Poniedziałek, 22 sierpnia 2011 · Komentarze(0)
Kategoria 050 - 100km, Sakwy
Po rozstaniu ze wspaniałą gospodynią i podziękowaniu za rewelacyjną gościnność ruszyliśmy na podbój przełęczy o nazwie „Spalona”. Całość prowadzi licznymi serpentynami i asfaltem w nie za dobrej kondycji. Docieramy na samą górę, słońce zaczyna się dopiero co rozkręcać. Krótki kawałek zjazdu do Mostowic i jesteśmy po raz kolejny na przejściu granicznym z Czechami, tym razem zagościmy tam na dłużej. Uderzamy już bezpośrednio na Pragę.

Przejście graniczne z Czechami w Mostowicach © px


Po stronie naszych sąsiadów zaczynają się coraz bardziej konkretne podjazdy, zaraz za granicą wzbijamy się na wysokość niemal 1000 m n.p.m., a słońce cały czas nie odpuszcza. Termometr wskazuje momentami 34 st. C.
Po dość wymagających podjazdach na początek dnia jazda staje się bardziej płynna. Kierujemy się na Hrádec Kralové przez Opočno. W kolejno mijanych miejscowościach szukamy jakiegoś kantoru – bezskutecznie. Całe szczęście wcześniej wymieniliśmy trochę złotówek na 500 koron i właśnie za te pieniądze robimy nasze pierwsze zakupy. Woda, serki i bułki. W piekarniku przed sklepem wszystko smakuje zacnie, chociaż za bardzo jeść się nie chce.

Čez Stadion - Czechy © px


Do Hradec Králové dojeżdżamy grubo popołudniu. Miejscowość wyróżnia się na mapie obwodnicą, a właściwie pierścieniem okalającym całe miasto. Na miejscu zostaje to zweryfikowane – centrum miasta jest praktycznie wyłączone z ruchu. Po krótkich poszukiwaniach odnajdujemy główne miejsce spotkań ludzi, bardzo ładne uliczki, fontanny i ścieżki położone wzdłuż rzeki. Dochodzi szósta popołudniu, większość normalnych sklepów jest już zamkniętych, całe szczęście nie dotyczy to budki z lodami.
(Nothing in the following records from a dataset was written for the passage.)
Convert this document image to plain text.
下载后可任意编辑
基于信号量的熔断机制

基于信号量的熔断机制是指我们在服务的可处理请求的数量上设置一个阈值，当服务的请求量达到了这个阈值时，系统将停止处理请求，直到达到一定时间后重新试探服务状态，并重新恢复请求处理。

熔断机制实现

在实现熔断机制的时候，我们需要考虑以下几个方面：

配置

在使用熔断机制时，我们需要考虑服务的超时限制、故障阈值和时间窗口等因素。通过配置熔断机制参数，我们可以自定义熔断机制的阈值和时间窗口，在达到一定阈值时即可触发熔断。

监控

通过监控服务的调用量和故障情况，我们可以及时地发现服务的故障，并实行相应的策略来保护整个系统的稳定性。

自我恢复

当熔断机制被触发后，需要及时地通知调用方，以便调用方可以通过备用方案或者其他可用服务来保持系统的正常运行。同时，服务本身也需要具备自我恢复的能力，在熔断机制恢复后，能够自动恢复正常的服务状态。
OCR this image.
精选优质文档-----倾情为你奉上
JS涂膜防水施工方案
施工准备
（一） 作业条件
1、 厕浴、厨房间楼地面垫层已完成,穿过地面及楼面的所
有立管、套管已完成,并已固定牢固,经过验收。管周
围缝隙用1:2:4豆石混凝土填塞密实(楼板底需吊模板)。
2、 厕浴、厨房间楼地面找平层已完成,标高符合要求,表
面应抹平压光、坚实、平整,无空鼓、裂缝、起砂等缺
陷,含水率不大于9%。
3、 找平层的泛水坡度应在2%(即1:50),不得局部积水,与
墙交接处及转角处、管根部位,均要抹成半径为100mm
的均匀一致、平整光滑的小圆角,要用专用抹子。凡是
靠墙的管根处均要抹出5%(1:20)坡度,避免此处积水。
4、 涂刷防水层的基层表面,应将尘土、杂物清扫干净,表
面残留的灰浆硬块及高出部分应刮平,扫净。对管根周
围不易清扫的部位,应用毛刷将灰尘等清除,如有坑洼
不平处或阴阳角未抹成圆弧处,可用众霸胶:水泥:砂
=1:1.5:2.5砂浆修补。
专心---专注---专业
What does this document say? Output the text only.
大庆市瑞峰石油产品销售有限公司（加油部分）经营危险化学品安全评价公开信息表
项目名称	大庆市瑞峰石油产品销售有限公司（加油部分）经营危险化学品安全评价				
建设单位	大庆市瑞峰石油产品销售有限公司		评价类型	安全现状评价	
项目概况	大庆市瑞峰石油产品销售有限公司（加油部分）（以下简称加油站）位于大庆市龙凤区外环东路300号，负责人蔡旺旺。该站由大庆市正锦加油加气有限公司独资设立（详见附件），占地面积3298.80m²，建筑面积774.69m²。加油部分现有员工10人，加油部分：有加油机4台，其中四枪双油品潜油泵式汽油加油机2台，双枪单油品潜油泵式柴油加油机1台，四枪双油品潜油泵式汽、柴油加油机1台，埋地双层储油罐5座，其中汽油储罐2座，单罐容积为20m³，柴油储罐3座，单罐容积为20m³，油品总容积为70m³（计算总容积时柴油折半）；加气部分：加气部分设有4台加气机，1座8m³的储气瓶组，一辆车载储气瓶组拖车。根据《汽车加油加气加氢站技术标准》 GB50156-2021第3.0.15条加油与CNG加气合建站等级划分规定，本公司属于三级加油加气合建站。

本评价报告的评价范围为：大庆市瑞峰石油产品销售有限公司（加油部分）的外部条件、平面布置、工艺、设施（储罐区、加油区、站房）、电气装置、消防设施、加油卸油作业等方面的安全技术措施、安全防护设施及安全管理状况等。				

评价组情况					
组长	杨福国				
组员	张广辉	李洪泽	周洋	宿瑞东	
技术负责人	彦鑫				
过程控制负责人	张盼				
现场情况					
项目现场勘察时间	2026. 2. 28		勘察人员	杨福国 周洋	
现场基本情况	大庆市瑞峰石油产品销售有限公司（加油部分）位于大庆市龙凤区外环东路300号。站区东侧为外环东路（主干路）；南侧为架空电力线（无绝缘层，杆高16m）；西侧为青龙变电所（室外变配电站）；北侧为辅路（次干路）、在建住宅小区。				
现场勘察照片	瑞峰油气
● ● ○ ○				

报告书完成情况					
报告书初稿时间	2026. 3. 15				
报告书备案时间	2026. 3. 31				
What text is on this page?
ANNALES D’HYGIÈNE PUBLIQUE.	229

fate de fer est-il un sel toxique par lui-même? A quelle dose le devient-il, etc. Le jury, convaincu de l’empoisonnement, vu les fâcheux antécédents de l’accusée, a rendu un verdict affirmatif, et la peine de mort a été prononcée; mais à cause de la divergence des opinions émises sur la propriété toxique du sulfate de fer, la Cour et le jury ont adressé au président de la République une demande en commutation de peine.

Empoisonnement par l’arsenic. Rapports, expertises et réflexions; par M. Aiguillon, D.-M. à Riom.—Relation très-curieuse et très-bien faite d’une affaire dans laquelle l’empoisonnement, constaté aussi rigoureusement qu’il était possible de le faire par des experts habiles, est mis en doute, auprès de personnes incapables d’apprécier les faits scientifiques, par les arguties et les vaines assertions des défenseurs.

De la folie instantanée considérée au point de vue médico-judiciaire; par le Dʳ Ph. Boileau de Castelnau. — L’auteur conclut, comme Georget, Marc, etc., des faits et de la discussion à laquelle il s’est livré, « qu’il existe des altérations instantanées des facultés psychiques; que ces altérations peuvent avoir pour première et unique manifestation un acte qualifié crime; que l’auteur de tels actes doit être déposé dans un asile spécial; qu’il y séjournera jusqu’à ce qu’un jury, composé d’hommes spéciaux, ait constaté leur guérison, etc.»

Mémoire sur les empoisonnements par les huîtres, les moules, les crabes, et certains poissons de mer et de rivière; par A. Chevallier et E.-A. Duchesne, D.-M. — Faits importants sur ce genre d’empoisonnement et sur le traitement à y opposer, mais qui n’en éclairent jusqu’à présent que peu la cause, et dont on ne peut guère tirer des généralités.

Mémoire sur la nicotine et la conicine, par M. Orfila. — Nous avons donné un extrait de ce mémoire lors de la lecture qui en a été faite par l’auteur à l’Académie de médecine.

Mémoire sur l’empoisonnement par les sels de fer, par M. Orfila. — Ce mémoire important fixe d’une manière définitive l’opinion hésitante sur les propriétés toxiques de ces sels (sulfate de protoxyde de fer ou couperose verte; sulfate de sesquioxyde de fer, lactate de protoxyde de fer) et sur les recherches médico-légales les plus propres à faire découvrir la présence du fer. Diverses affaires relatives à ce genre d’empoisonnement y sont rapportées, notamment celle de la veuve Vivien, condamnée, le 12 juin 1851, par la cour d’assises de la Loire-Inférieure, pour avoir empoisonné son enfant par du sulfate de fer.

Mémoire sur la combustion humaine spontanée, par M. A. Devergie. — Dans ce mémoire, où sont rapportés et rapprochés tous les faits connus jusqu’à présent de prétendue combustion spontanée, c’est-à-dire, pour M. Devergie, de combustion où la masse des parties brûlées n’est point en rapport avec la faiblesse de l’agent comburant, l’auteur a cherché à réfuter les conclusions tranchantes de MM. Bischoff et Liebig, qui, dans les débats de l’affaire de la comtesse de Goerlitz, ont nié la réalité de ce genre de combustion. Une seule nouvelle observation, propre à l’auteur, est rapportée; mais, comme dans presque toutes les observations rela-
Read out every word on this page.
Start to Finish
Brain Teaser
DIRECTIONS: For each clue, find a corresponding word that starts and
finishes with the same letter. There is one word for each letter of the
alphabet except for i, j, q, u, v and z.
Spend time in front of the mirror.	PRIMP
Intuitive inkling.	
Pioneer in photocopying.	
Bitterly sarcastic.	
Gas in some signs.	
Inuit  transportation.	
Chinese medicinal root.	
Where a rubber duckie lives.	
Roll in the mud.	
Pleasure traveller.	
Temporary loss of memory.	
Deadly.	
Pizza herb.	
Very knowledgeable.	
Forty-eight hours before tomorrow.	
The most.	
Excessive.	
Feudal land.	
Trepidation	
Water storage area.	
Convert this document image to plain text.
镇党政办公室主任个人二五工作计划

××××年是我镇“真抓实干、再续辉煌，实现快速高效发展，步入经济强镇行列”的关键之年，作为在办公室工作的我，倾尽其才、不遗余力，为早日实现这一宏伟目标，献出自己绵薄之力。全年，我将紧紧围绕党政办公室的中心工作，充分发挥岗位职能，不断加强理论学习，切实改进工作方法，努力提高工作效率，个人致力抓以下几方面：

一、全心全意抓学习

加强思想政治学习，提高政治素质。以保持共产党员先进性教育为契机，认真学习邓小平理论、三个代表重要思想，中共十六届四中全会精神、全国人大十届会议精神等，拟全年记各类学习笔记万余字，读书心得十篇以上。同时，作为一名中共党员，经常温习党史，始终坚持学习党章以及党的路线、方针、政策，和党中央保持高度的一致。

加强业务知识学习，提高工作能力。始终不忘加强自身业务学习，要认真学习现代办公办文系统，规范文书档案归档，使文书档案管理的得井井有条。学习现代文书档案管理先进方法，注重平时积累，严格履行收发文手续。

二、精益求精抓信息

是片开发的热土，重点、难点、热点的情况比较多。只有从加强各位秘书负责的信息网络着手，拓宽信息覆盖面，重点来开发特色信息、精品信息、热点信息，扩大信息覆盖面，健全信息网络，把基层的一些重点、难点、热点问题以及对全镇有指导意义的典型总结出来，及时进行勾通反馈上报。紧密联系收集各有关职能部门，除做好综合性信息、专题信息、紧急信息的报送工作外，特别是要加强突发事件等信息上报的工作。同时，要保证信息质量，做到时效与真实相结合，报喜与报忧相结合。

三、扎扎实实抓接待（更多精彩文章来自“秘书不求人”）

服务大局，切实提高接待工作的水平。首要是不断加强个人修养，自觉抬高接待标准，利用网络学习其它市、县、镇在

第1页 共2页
Zamawiamy „meszane”.

Deptak - Hradec Králové - Czechy © px


Delektując się kolejnymi chłodnymi kęsami przypadkiem w gąszczu szyldów zauważamy kantor. Wyrobiliśmy się zaraz przed zamknięciem i oto tak mamy nasz pierwszy czeski tysiąc.
Godzina robi się coraz bardziej późna. Po małych trudach wylatujemy za miasto, tam odbijamy na pierwszą miejscowość którą zauważyliśmy. Przebijamy się do kolejnej – łączy je ścieżka rowerowa/piesza wielkości jednego samochodowego pasa, po prostu rewelacja. Napotykamy ogródki działkowe i wiele jednorodzinnych domków w Stĕžery’ach, więc tutaj postanawiamy szukać noclegu.

Stěžery - nocleg przy basenie © px


Myśleliśmy, że dość łatwo się porozumiemy po czesku w sprawie rozbicia namiotu, nic bardziej mylnego. Czeska Pani tak szybko mówi, że ledwo co się dogadujemy. W każdym bądź razie znowu szczęście nam dopisuje, dostajemy zezwolenie na rozbicie namiotu nieopodal ogólnodostępnego basenu, który równocześnie służy za zbiornik przeciwpożarowy. Dosłownie trafiliśmy 6’tkę w Totka – po całym upalnym dniu nie ma nic lepszego niż kąpiel w basenie.